Visible Lights Combined with Photosensitizing Compounds Are Effective against Candida albicans Biofilms.
- Author(s): Bapat, Priyanka
- Singh, Gurbinder
- Nobile, Clarissa J
- et al.
Published Web Locationhttps://doi.org/10.3390/microorganisms9030500
Fungal infections are increasing in prevalence worldwide, especially in immunocompromised individuals. Given the emergence of drug-resistant fungi and the fact that there are only three major classes of antifungal drugs available to treat invasive fungal infections, there is a need to develop alternative therapeutic strategies effective against fungal infections. Candida albicans is a commensal of the human microbiota that is also one of the most common fungal pathogens isolated from clinical settings. C. albicans possesses several virulence traits that contribute to its pathogenicity, including the ability to form drug-resistant biofilms, which can make C. albicans infections particularly challenging to treat. Here, we explored red, green, and blue visible lights alone and in combination with common photosensitizing compounds for their efficacies at inhibiting and disrupting C. albicans biofilms.
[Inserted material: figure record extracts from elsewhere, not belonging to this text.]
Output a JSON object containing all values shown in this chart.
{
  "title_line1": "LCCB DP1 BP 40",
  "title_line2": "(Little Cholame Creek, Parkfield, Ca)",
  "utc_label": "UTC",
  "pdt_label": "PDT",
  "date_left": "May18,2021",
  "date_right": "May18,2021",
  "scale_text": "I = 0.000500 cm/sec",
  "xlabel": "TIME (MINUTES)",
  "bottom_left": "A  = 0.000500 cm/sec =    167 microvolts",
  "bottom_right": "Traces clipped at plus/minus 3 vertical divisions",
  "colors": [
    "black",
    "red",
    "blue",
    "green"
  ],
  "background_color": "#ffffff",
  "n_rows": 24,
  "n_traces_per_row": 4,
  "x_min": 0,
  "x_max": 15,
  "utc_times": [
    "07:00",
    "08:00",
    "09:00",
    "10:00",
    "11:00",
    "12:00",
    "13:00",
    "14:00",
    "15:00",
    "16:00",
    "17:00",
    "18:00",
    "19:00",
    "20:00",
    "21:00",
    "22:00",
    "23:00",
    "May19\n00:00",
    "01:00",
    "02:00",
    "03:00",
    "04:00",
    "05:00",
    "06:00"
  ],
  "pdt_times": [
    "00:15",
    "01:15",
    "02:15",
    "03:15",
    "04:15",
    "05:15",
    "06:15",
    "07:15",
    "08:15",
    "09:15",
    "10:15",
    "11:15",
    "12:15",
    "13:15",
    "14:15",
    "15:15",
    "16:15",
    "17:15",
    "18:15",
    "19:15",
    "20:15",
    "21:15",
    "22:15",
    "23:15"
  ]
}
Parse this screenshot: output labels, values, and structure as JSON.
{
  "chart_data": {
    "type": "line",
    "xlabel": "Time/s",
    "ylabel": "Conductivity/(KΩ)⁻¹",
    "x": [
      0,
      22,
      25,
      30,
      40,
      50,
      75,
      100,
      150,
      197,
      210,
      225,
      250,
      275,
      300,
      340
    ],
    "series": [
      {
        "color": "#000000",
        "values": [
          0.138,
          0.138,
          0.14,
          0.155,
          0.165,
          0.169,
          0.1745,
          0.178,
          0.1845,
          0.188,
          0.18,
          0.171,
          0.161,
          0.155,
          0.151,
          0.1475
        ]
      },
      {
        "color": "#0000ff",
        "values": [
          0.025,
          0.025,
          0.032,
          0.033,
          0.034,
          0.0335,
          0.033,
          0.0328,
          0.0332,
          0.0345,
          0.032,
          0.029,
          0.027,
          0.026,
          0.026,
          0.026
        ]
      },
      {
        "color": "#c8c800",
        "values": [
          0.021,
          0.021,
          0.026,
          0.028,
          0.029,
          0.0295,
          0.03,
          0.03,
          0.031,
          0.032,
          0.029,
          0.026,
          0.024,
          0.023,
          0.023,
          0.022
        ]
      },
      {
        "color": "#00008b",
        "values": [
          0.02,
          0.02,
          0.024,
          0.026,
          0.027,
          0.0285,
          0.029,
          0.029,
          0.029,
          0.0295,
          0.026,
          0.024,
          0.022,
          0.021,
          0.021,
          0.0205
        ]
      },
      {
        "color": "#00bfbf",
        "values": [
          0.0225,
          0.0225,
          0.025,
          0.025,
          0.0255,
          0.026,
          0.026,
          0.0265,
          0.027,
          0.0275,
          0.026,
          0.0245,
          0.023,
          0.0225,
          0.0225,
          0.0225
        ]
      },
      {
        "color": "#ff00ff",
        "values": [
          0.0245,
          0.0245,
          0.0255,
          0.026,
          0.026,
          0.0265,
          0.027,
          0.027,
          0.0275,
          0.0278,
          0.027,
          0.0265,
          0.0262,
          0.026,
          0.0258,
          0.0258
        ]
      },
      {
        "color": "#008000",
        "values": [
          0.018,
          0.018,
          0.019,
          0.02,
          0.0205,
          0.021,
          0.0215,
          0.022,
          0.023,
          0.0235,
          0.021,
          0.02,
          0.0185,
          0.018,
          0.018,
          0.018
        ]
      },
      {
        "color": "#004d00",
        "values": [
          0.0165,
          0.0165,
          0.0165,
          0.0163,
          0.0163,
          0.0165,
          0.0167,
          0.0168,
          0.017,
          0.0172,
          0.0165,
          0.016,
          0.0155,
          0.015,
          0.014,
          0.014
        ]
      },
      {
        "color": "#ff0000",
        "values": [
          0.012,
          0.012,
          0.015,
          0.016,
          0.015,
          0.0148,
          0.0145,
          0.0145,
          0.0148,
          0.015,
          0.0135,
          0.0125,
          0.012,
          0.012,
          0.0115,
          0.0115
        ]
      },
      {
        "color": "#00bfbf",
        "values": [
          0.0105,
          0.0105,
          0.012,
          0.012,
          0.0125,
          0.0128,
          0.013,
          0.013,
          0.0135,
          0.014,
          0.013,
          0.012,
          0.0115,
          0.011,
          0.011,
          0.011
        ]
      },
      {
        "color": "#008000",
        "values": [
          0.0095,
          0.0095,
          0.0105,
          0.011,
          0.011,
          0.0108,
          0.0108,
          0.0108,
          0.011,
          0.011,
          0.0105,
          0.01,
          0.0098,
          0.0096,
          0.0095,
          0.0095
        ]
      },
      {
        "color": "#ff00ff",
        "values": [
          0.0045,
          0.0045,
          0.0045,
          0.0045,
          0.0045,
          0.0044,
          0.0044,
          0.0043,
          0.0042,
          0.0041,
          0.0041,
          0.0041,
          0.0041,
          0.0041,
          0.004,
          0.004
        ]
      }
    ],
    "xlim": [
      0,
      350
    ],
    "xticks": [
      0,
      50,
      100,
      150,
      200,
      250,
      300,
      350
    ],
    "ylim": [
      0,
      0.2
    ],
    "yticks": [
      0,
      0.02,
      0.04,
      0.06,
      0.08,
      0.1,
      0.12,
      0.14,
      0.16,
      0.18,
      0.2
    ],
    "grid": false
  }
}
We found that blue light inhibited biofilm formation and disrupted mature biofilms on its own and that the addition of photosensitizing compounds improved its antibiofilm potential. Red and green lights, however, inhibited biofilm formation only in combination with photosensitizing compounds but had no effects on disrupting mature biofilms. Taken together, these results suggest that photodynamic therapy may be an effective non-drug treatment for fungal biofilm infections that is worthy of further exploration.